Salwa tidak tahu, tidak mau berpikir. Segala hal yang sebelumnya sangat dia yakini mulai tampak bias.

Salwa ingin mengumpat, namun serapahnya terkulum. Jengah. Harus bagaimana, harus apa agar bisa menemukan kembali dirinya. Salwa merasa dihempas pada titik nadir dari takdirnya. Tidak ada luka, namun jiwanya terkoyak.

"Aaron, selama ini aku pasienmu, 'kan… Kamu tidak banyak bicara tentangku karena kamu yang lebih tahu. Sebenaranya... mana yang benar, mana yang enggak? Siapa yang benar, siapa yang enggak?" Salwa bertanya putus asa.

Air mata Salwa akan tumpah. Meski beberapa menit telah berlalu, tidak juga ada air yang jatuh.

Mungkin sedang menahan diri.

"Apapun yang akan aku katakan apa kamu akan percaya? Bukankah kamu sendiri tidak tahu mana yang benar-benar duniamu. Kamu yang sekarang tidak yakin bahwa aku nyata. Bahwa kami ada." Aaron muncul padahal sebelumnya sama tidak sekali tidak terlihat.

Mungkin karena Salwa memanggilnya sehingga Aaron muncul. Atau karena Salwa pasiennya jadi Aaron terus berada di sekitarnya, sangat dekat, meski sering tidak Salwa sadari.

"Aku... apa yang harus aku lakukan?" tanya Salwa seperti tidak pada siapa-siapa.

Tidak satupun jawaban terdengar. Salwa merasa sudah tidak mungkin tertolong lagi. Tidak ada jalan keluar.

Hening.

Salwa merasa sepi meski ingar di sekelilingnya oleh berbagai jenis manusia. Manusia-manusia yang tengah terkurung oleh dunia mereka masing-masing. Sepi yang begitu dalam. Inilah kekosongan yang sesungguhnya. Perasaan tersingkir dan kalah oleh nestapa. Tanpa seorang pun. Rengkuh.

Tiba-tiba Salwa begitu merindukan keluarganya. Kehangatan, perhatian, dan kasih sayang mereka. Air matanya pun meleleh. Satu-satunya jalan keluar dari semua konflik yang menjerat jiwanya.

*****

Hari selanjutnya Salwa hanya mengurung diri dalam ruangannya. Salwa menolak kunjungan Dian, bahkan tidak membiarkan saat seorang perawat berlama-lama menemani meski Salwa tahu mereka khawatir.

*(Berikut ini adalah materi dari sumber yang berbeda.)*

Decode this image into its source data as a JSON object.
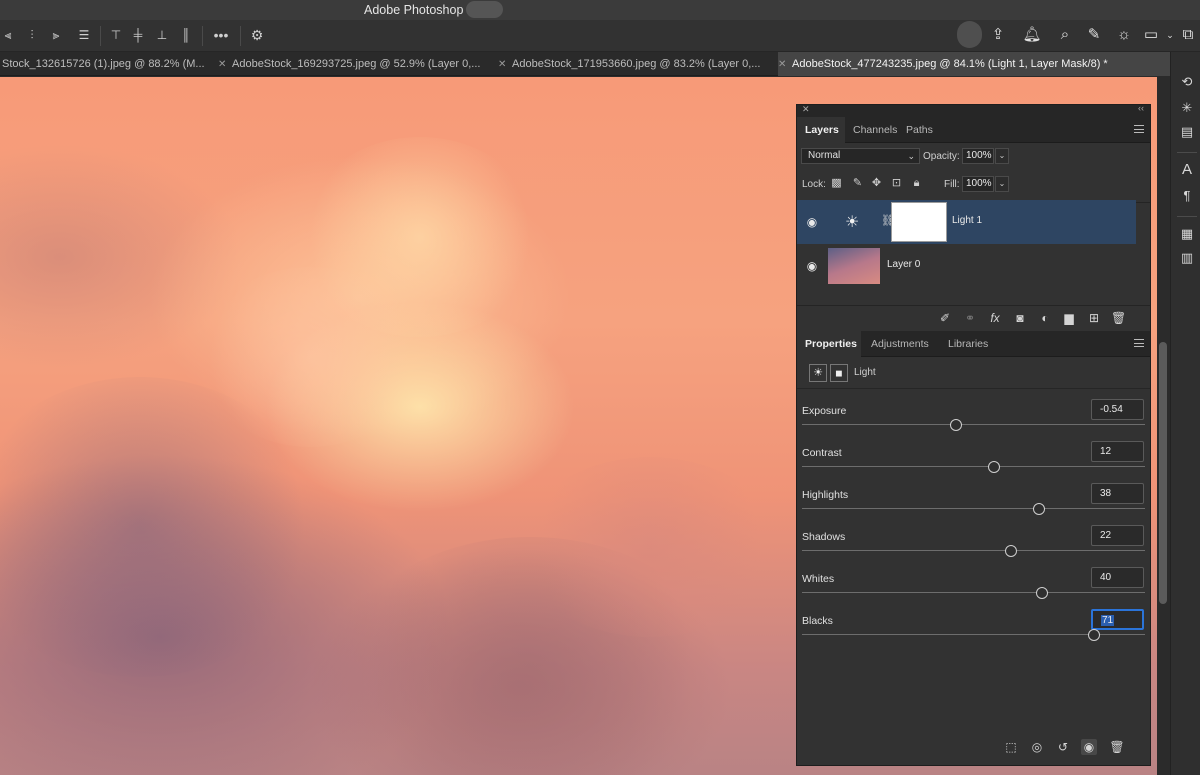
{
  "app": {
    "title": "Adobe Photoshop"
  },
  "tabs": [
    {
      "label": "Stock_132615726 (1).jpeg @ 88.2% (M..."
    },
    {
      "label": "AdobeStock_169293725.jpeg @ 52.9% (Layer 0,..."
    },
    {
      "label": "AdobeStock_171953660.jpeg @ 83.2% (Layer 0,..."
    },
    {
      "label": "AdobeStock_477243235.jpeg @ 84.1% (Light 1, Layer Mask/8) *"
    }
  ],
  "layers_panel": {
    "tabs": [
      "Layers",
      "Channels",
      "Paths"
    ],
    "blend_mode": "Normal",
    "opacity_label": "Opacity:",
    "opacity_value": "100%",
    "lock_label": "Lock:",
    "fill_label": "Fill:",
    "fill_value": "100%",
    "layers": [
      {
        "name": "Light 1",
        "selected": true
      },
      {
        "name": "Layer 0",
        "selected": false
      }
    ]
  },
  "properties_panel": {
    "tabs": [
      "Properties",
      "Adjustments",
      "Libraries"
    ],
    "adjustment_name": "Light",
    "sliders": [
      {
        "label": "Exposure",
        "value": "-0.54",
        "fraction": 0.45
      },
      {
        "label": "Contrast",
        "value": "12",
        "fraction": 0.56
      },
      {
        "label": "Highlights",
        "value": "38",
        "fraction": 0.69
      },
      {
        "label": "Shadows",
        "value": "22",
        "fraction": 0.61
      },
      {
        "label": "Whites",
        "value": "40",
        "fraction": 0.7
      },
      {
        "label": "Blacks",
        "value": "71",
        "fraction": 0.85
      }
    ]
  },
  "colors": {
    "selection": "#2e4562",
    "focus": "#2b74d9"
  }
}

Salwa tidak peduli, ingin sendiri. Salwa sedang menikmati sepi yang menikamnya. Membiarkan nestapa mengalahkannya dan bercengkrama dengan jemawa.

Salwa masih menolak pembesuk selang dua hari setelahnya. Bahkan itu keluarganya sendiri. Ayah dan Ibu pun hanya bisa mengintip di balik pintu.

Salwa sebenarnya masih marah pada mereka meski sangat ingin bertemu. Salwa marah karena mereka juga menganggapnya gila. Mereka membiarkannya melalui masa terberatnya seorang diri. Mereka meninggalnya begitu lama. Salwa marah, ingin berteriak.

Tapi… mengetahui keluarganya juga menderita semakin membuat Salwa tidak berdaya. Ibu bertambah kurus, kantung mata Ayah semakin tebal dan menghitam, juga adiknya yang semakin pendiam.

Salwa masih mengurung diri, merenung, tapi tidak hanya untuk menangis dan menyesali takdirnya. Salwa juga sedang berpikir, introspeksi. Dia harus tahu sedang berada di titik mana untuk bisa memutuskan ingin kembali atau tetap pada jalannya.

Kesendirian membuat Salwa bisa berpikir panjang. Kesendirian mengajarkannya menjadi kuat yang sesungguhnya. Salwa masih terus berpikir, berpikir, dan berpikir.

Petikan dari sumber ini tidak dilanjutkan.